Beginner’s Guide: DPRK Leadership

The Democratic People’s Republic of Korea (or simply North Korea as it is commonly referred) was officially established in 1948 after the division of Korea following the end of World War II. The DPRK has had three leaders in its history:

Kim Il-sung: “The Great Leader” and Founder of the DPRK

Kim Il-Sung is often portrayed in the North as a jovial, caring, god-like leader

The founder of DPRK and the originator of the ideologies which pervade North Korean culture and propaganda to this day. Kim was born on April 15, 1912 and officially ruled the country until his death in 1994, although he is officially the “eternal” leader of the DPRK according to their constitution. According to North Korean versions of history, Kim was a god-like figure who defeated and expelled the Japanese occupiers after over 100,000 battles in 10 years, and became leader after his victory. In reality, he was hand-picked by the Soviets to lead the country after the division of the peninsula. Kim is responsible for the “personality cult” of North Korea which idealizes the leadership as father-like figures who know best for their “children,” yet who rule as authoritarian with an iron tight grip on its citizens.

 

Kim Jong-il: “The Dear Leader” and Eccentric Figure

Kim Jong-il is known as an eccentric leader, but within the DPRK he is most famous for the nuclear developments under his rule

The son of Kim Il-sung and his official successor in 1998 following his death in 1994. Although Kim did not become the official leader until he was in his 50s, he was officially anointed as his father’s successor in 1974 and it seems he had a hand in ruling the country for years before his fathers death. Outside of North Korea, Kim is known as an eccentric figure, with western tastes in film, sports, and the arts and is typically famous for his eccentric and expensive tastes. Within the DPRK he continued the glorification of his father’s rule, and continued to lead in his style, focusing even more heavily on “songun,” or military-first politics, and highly prioritizing nuclear and military development. His rule ended abruptly due to his poor health, which may have been exacerbated by his lavish lifestyle, and died in late 2011.

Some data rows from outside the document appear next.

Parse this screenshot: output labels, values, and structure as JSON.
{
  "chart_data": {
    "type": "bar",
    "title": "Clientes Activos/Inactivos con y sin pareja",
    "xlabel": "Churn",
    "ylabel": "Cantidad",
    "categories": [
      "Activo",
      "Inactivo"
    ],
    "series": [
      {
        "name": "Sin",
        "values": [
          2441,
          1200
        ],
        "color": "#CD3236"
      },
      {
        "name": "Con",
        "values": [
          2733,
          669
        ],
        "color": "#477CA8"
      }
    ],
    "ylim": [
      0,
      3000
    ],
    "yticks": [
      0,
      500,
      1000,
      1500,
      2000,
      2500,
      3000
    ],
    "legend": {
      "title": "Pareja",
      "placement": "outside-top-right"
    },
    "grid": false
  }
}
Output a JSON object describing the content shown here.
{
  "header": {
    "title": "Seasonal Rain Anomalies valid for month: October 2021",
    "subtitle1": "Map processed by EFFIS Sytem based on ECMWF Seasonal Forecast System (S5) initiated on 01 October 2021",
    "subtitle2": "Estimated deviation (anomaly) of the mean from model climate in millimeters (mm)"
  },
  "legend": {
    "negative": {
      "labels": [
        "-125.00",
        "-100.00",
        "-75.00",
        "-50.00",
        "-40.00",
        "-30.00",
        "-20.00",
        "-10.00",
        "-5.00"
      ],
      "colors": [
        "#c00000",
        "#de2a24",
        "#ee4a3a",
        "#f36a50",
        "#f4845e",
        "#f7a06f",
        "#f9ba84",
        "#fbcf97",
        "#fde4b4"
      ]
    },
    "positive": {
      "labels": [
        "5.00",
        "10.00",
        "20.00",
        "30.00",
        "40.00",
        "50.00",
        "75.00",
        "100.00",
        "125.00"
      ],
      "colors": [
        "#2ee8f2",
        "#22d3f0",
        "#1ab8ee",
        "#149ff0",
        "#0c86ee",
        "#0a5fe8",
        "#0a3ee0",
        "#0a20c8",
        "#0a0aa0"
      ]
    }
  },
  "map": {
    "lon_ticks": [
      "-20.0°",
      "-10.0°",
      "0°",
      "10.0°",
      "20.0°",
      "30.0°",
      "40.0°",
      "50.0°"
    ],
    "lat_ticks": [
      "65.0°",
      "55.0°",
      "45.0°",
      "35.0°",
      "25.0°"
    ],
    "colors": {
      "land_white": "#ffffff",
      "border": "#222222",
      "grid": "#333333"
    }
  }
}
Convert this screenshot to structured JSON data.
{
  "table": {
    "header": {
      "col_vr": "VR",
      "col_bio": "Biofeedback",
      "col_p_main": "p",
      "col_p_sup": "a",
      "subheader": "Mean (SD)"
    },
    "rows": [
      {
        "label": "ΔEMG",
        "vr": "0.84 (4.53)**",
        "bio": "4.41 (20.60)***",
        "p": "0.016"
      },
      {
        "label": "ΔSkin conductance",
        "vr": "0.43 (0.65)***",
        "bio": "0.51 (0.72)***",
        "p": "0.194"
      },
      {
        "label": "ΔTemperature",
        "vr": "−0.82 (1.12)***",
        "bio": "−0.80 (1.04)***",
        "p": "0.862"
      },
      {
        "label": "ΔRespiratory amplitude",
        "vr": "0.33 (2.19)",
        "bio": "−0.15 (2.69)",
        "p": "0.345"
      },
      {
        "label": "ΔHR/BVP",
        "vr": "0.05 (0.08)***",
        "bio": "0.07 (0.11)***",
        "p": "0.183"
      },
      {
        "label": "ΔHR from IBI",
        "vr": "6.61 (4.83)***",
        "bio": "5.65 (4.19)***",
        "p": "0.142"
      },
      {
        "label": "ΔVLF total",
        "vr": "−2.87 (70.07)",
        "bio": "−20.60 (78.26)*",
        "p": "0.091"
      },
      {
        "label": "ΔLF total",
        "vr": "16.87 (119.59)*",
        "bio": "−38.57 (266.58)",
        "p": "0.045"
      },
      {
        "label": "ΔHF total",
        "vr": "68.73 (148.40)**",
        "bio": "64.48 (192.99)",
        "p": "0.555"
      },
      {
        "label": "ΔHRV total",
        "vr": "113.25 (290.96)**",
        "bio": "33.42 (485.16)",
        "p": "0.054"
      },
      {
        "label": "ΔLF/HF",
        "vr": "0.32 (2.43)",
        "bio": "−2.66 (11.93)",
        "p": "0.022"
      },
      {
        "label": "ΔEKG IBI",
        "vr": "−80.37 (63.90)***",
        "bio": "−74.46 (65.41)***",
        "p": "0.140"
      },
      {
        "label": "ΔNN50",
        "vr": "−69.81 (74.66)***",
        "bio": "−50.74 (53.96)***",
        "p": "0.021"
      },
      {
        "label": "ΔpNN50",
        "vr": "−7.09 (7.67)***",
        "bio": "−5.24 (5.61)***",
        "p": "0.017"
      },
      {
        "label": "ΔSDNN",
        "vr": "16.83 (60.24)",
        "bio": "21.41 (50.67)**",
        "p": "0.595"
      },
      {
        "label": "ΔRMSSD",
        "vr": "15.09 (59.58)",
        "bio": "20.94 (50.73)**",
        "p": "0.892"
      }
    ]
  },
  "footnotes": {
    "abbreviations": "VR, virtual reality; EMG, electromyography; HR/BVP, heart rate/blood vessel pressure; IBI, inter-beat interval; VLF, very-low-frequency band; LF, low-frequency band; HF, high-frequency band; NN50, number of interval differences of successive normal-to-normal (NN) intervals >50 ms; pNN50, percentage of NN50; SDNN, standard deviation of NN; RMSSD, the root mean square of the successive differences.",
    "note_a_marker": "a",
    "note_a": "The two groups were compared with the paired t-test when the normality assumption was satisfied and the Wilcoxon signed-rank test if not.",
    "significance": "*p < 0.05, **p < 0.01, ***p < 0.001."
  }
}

Kim Jong-un: “The Great Successor” and Unknown Factor

Kim Jong-un bears a striking resemblance to his grandfather, the founder of the DPRK, Kim Il-sung

The son of Kim Jong-il, Kim took power after his father’s abrupt death and was rushed through the succession process. Very little is known about the current DPRK leader. His exact age is still unverified (most sources place it around 1985 or 1987) and the west did not even have a picture of Kim until a few years ago. Much has been made of his resemblance to his grandfather, Kim Il-sung, and the regime has used this to their advantage, often drawing comparisons between the current leader and the overly-devoted founder. Even the official moniker “Great Successor” harkens back to the “Great Leader.” So far, his policies have also mirrored those of his grandfather and father, as he often relies on notions of “songun” (military first policies) and “juche” (self-reliance).